I hope those sentences look as silly to you as they do to me. Yet an awful lot of otherwise very professional manuscripts look like that. And what then begins to happen is that the reader starts to think, well, if the author doesn't even know about the proper use of caps, what other mistakes has he or she made? Consider this graphic example: By now, most of us have read somewhere, or had shoved in our hands, promotional screeds that are vanity-published by hate groups, start-up religious cults, or similar fringe groups. Never mind the so-called production values of these things, which are the true pulp fiction of our day, but if you read any of the manuscript itself, you no doubt found outrageous statements claimed as fact and written in rotten grammar, bad English. With capital letters all over the page To Emphasize Things. I don't know about you, but for me, the bad grammar, bad diction, and bad spelling always served to reinforce the stupidity of the group's claims. It's that old business that if you read one wrong "fact," you wonder about the rest of them. And if You Have Caps all Over The page, you Wonder If the Author didn't drop Out Of school in The Fourth Grade.

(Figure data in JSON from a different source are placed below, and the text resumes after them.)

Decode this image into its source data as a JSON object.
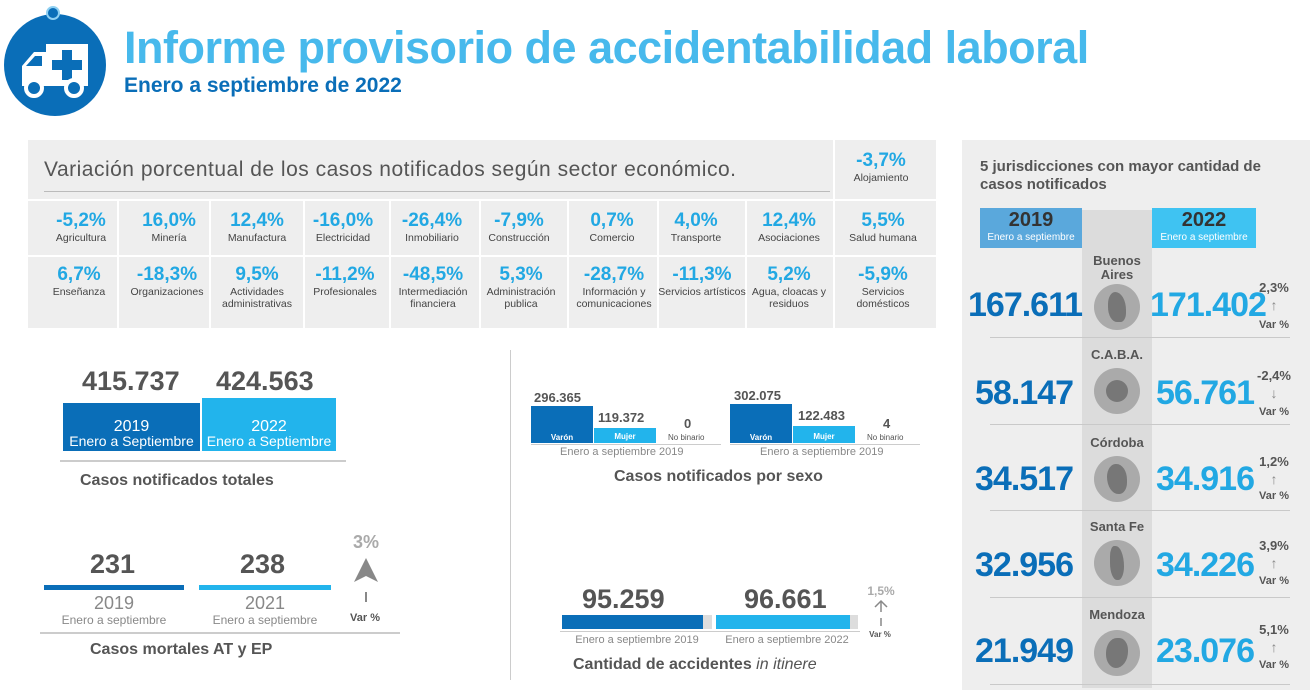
{
  "header": {
    "title": "Informe provisorio de accidentabilidad laboral",
    "subtitle": "Enero a septiembre de 2022",
    "logo_icon": "ambulance-icon"
  },
  "sectors": {
    "title": "Variación porcentual de los casos notificados según sector económico.",
    "items": [
      {
        "value": "-3,7%",
        "label": "Alojamiento"
      },
      {
        "value": "-5,2%",
        "label": "Agricultura"
      },
      {
        "value": "16,0%",
        "label": "Minería"
      },
      {
        "value": "12,4%",
        "label": "Manufactura"
      },
      {
        "value": "-16,0%",
        "label": "Electricidad"
      },
      {
        "value": "-26,4%",
        "label": "Inmobiliario"
      },
      {
        "value": "-7,9%",
        "label": "Construcción"
      },
      {
        "value": "0,7%",
        "label": "Comercio"
      },
      {
        "value": "4,0%",
        "label": "Transporte"
      },
      {
        "value": "12,4%",
        "label": "Asociaciones"
      },
      {
        "value": "5,5%",
        "label": "Salud humana"
      },
      {
        "value": "6,7%",
        "label": "Enseñanza"
      },
      {
        "value": "-18,3%",
        "label": "Organizaciones"
      },
      {
        "value": "9,5%",
        "label": "Actividades administrativas"
      },
      {
        "value": "-11,2%",
        "label": "Profesionales"
      },
      {
        "value": "-48,5%",
        "label": "Intermediación financiera"
      },
      {
        "value": "5,3%",
        "label": "Administración publica"
      },
      {
        "value": "-28,7%",
        "label": "Información y comunicaciones"
      },
      {
        "value": "-11,3%",
        "label": "Servicios artísticos"
      },
      {
        "value": "5,2%",
        "label": "Agua, cloacas y residuos"
      },
      {
        "value": "-5,9%",
        "label": "Servicios domésticos"
      }
    ]
  },
  "totals": {
    "value_2019": "415.737",
    "value_2022": "424.563",
    "year_2019": "2019",
    "year_2022": "2022",
    "period": "Enero a Septiembre",
    "label": "Casos notificados totales"
  },
  "mortal": {
    "value_2019": "231",
    "value_2021": "238",
    "year_2019": "2019",
    "year_2021": "2021",
    "period": "Enero a septiembre",
    "var_value": "3%",
    "var_label": "Var %",
    "label": "Casos mortales AT y EP"
  },
  "sex": {
    "label": "Casos notificados por sexo",
    "caption": "Enero a septiembre 2019",
    "groups": [
      {
        "varon": "296.365",
        "mujer": "119.372",
        "no_binario": "0"
      },
      {
        "varon": "302.075",
        "mujer": "122.483",
        "no_binario": "4"
      }
    ],
    "varon_label": "Varón",
    "mujer_label": "Mujer",
    "nobinario_label": "No binario"
  },
  "itinere": {
    "value_2019": "95.259",
    "value_2022": "96.661",
    "caption_2019": "Enero a septiembre 2019",
    "caption_2022": "Enero a septiembre 2022",
    "var_value": "1,5%",
    "var_label": "Var %",
    "label_main": "Cantidad de accidentes ",
    "label_italic": "in itinere"
  },
  "jurisdictions": {
    "title": "5 jurisdicciones con mayor cantidad de casos notificados",
    "year_2019": "2019",
    "year_2022": "2022",
    "period": "Enero a septiembre",
    "var_label": "Var %",
    "rows": [
      {
        "name": "Buenos Aires",
        "v2019": "167.611",
        "v2022": "171.402",
        "pct": "2,3%",
        "arrow": "↑"
      },
      {
        "name": "C.A.B.A.",
        "v2019": "58.147",
        "v2022": "56.761",
        "pct": "-2,4%",
        "arrow": "↓"
      },
      {
        "name": "Córdoba",
        "v2019": "34.517",
        "v2022": "34.916",
        "pct": "1,2%",
        "arrow": "↑"
      },
      {
        "name": "Santa Fe",
        "v2019": "32.956",
        "v2022": "34.226",
        "pct": "3,9%",
        "arrow": "↑"
      },
      {
        "name": "Mendoza",
        "v2019": "21.949",
        "v2022": "23.076",
        "pct": "5,1%",
        "arrow": "↑"
      }
    ],
    "colors": {
      "y2019": "#0a6eb8",
      "y2022": "#22a8e3",
      "header_2019": "#5aa8dc",
      "header_2022": "#3fc3f2"
    }
  }
}
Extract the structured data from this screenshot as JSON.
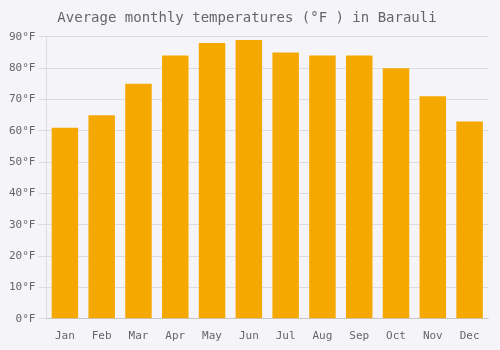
{
  "chart_data": {
    "type": "bar",
    "title": "Average monthly temperatures (°F ) in Barauli",
    "categories": [
      "Jan",
      "Feb",
      "Mar",
      "Apr",
      "May",
      "Jun",
      "Jul",
      "Aug",
      "Sep",
      "Oct",
      "Nov",
      "Dec"
    ],
    "values": [
      61,
      65,
      75,
      84,
      88,
      89,
      85,
      84,
      84,
      80,
      71,
      63
    ],
    "color": "#F5A800",
    "ylim": [
      0,
      90
    ],
    "yticks": [
      {
        "value": 0,
        "label": "0°F"
      },
      {
        "value": 10,
        "label": "10°F"
      },
      {
        "value": 20,
        "label": "20°F"
      },
      {
        "value": 30,
        "label": "30°F"
      },
      {
        "value": 40,
        "label": "40°F"
      },
      {
        "value": 50,
        "label": "50°F"
      },
      {
        "value": 60,
        "label": "60°F"
      },
      {
        "value": 70,
        "label": "70°F"
      },
      {
        "value": 80,
        "label": "80°F"
      },
      {
        "value": 90,
        "label": "90°F"
      }
    ],
    "grid": true
  }
}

Lastly, a few words about capitalizing in the final frontier:

According to my favorite scholar on these matters, Dr. Charles Darling of Capital Community College in Hartford, Conn., the final word has yet to be written about capitalizing words in cyberspace, especially those associated with the Internet. Darling writes, "Most dictionaries are capitalizing Internet ... and associated words such as World Wide Web (usually shortened to Web), Web page, Web site, etc., but ... some corporations, such as Microsoft, seem to be leaning away from such capitalization."

The bulk of written material seems to favor Darling's position, as does this writer. Dr. Darling has much of value to say about capitalization and other aspects of style and composition, and he says them with great humor.

But the best place to learn whether a word should be in upper or lower case? That dictionary or spell-checker that's as close as your elbow.